Let’s begin by saying Serbians love food!
Punctuated by original tastes and smells that can only be found in the traditional Serbian kitchen, Serbian cuisine is meant to be savored during long meals with family and friends.
The Serbian diet is seasonal with a prevalent use of meat, pasta, vegetables and dairy products. A few of the national specialties include Gibanica (cheese pie), Sarma (sour cabbage rolls), and Cevapi (grilled sausages). Our personal favorite is kajmak (a cross between butter and soft cheese) which can be eaten with……well, just about everything.
Serbs drink a lot of coffee, not on the go Starbucks style, but rather enjoyed leisurely at one of the ubiquitous neighborhood coffee shops.
The most popular traditional coffee, also known as Turska (Turkish) comes unfiltered, in small cups and is frequently served with ratluk, a yummy jello and almond sweet.
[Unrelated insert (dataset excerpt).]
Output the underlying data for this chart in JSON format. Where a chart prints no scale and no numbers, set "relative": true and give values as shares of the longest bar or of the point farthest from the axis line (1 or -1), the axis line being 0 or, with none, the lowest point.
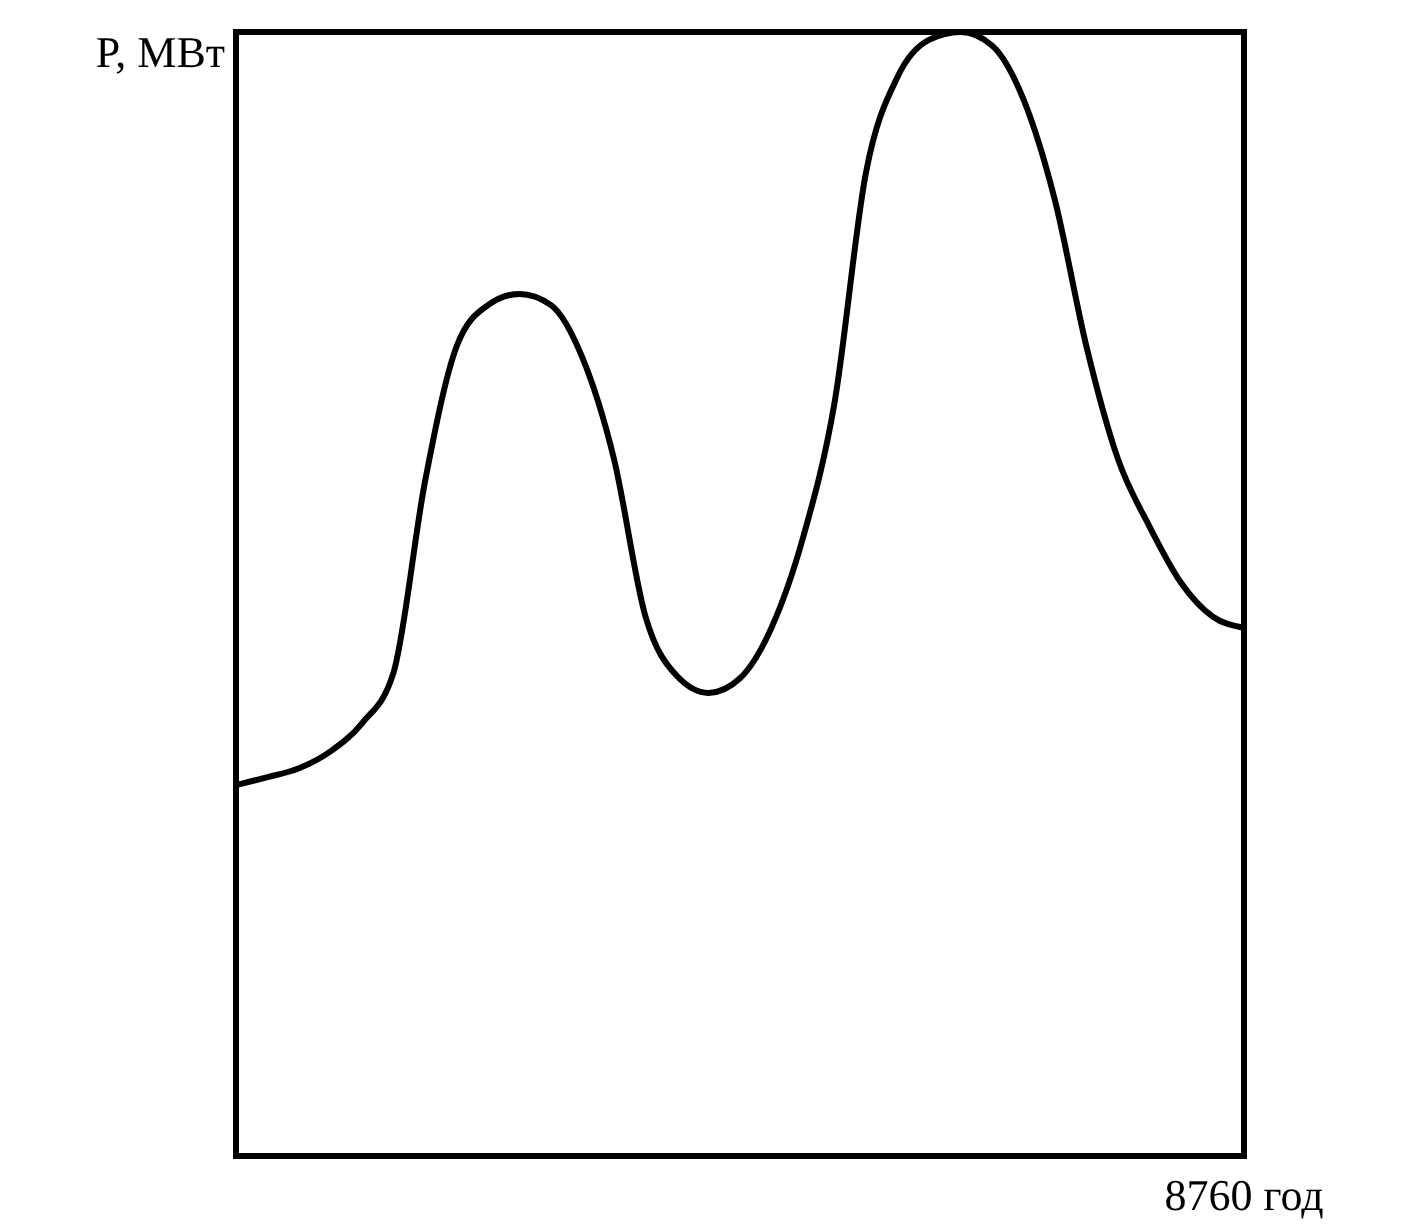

Equal to their love of good food is Serbs’ penchant for rakija (brandy) made from their national fruit the plum. Rakija, a staple of Serbian hospitality, is served regardless of the time of day.
For many visitors it is a required taste but you can’t leave Serbia without consuming a few.
Remember to make direct eye contact with your host as you toast with a robust Ziveli!